The Finance Bill will take some time.

But we are meeting on Tuesday and we have practically a whole week in which we should finish the business.

Cathaoirleach

I think that we should do somewhat more than conclude this debate to-morrow. If we do not we will find ourselves overladen with work as the time goes on.

Could we not take the Musk Rats Bill to-night?

Cathaoirleach

It is not long enough with us yet.

Is it anticipated that if the Finance Bill is taken to-morrow, it will be finished to-morrow?

Cathaoirleach

Not necessarily.

I understand that the Fianna Fáil Whip is anxious that we should adjourn now.

Yes. The human element enters into consideration. The Minister has been here all day.

Cathaoirleach

I think we should meet the Minister and adjourn until to-morrow, when we shall complete this Stage of the Public Services (Temporary Economies) Bill and carry on as far as we can with the Finance Bill. Does the House agree?
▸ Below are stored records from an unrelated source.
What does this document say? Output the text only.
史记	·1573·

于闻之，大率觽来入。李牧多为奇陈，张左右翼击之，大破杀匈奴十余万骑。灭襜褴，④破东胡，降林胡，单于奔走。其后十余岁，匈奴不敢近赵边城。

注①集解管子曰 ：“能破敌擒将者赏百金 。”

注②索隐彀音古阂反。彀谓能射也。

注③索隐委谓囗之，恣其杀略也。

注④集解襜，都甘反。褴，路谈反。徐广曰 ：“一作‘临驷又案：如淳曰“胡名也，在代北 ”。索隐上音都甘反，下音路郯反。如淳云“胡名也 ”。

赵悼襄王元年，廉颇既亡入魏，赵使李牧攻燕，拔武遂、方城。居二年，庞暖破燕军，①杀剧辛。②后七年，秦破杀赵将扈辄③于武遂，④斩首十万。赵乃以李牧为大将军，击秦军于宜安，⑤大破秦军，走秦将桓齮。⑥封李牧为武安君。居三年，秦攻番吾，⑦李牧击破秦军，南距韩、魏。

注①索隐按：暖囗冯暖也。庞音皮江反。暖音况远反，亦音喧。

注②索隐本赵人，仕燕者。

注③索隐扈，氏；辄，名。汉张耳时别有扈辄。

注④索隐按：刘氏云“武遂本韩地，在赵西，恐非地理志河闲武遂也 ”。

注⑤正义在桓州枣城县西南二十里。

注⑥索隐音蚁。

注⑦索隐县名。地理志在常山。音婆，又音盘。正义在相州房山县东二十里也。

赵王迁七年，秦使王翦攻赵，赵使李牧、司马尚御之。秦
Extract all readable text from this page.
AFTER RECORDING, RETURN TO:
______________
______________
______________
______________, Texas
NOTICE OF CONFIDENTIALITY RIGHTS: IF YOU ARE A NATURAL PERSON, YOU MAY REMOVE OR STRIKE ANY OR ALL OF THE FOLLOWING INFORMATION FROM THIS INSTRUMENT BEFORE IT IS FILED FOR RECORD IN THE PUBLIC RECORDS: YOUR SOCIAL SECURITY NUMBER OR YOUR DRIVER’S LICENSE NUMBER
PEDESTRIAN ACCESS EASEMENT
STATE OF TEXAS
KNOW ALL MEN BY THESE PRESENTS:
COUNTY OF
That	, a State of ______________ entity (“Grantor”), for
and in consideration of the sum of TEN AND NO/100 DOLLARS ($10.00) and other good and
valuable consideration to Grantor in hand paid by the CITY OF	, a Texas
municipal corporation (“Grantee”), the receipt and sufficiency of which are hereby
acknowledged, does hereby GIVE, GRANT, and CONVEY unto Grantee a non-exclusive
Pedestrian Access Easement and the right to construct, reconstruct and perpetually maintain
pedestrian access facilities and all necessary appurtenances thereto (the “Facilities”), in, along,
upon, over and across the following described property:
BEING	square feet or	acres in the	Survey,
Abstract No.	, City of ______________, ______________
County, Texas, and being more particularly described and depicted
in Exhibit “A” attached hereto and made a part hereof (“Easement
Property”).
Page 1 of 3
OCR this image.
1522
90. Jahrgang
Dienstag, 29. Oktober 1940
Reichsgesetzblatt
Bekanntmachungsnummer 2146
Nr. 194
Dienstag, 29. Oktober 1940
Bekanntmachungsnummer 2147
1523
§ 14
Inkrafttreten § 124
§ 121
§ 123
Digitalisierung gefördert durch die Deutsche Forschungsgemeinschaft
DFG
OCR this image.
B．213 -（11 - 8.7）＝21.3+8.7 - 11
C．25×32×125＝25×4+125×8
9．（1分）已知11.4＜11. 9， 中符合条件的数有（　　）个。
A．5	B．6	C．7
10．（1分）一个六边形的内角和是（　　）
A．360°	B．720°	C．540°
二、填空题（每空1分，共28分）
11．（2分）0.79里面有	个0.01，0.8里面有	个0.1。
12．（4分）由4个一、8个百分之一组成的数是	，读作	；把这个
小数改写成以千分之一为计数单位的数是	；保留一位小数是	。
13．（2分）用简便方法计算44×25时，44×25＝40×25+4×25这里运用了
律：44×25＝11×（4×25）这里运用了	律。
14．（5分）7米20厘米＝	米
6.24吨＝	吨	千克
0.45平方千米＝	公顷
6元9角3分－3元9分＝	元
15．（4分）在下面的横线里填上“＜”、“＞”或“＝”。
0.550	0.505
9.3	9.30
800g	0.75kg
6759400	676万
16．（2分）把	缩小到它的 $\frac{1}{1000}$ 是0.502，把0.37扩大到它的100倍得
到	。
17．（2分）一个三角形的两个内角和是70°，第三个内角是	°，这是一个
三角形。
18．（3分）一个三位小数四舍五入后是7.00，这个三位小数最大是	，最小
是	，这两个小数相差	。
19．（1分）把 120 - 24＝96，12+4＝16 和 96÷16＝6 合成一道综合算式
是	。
I do not think we should agree to take the Finance Bill to-morrow.

Cathaoirleach

Why should we not do as much as we can of it?

Shall we meet at 11 o'clock?

Cathaoirleach

Yes.

I move that the House adjourn until 11 o'clock to-morrow.

I second that.

When will the House rise to-morrow?

Cathaoirleach

The House can adjourn at any time it thinks fit.

Shall we complete the Economies Bill and two other items on the agenda to-morrow?

Cathaoirleach

I hope we shall be able to take portion of the Finance Bill to-morrow.

The Seanad adjourned at 7.25 p.m. until 11 a.m. on Friday.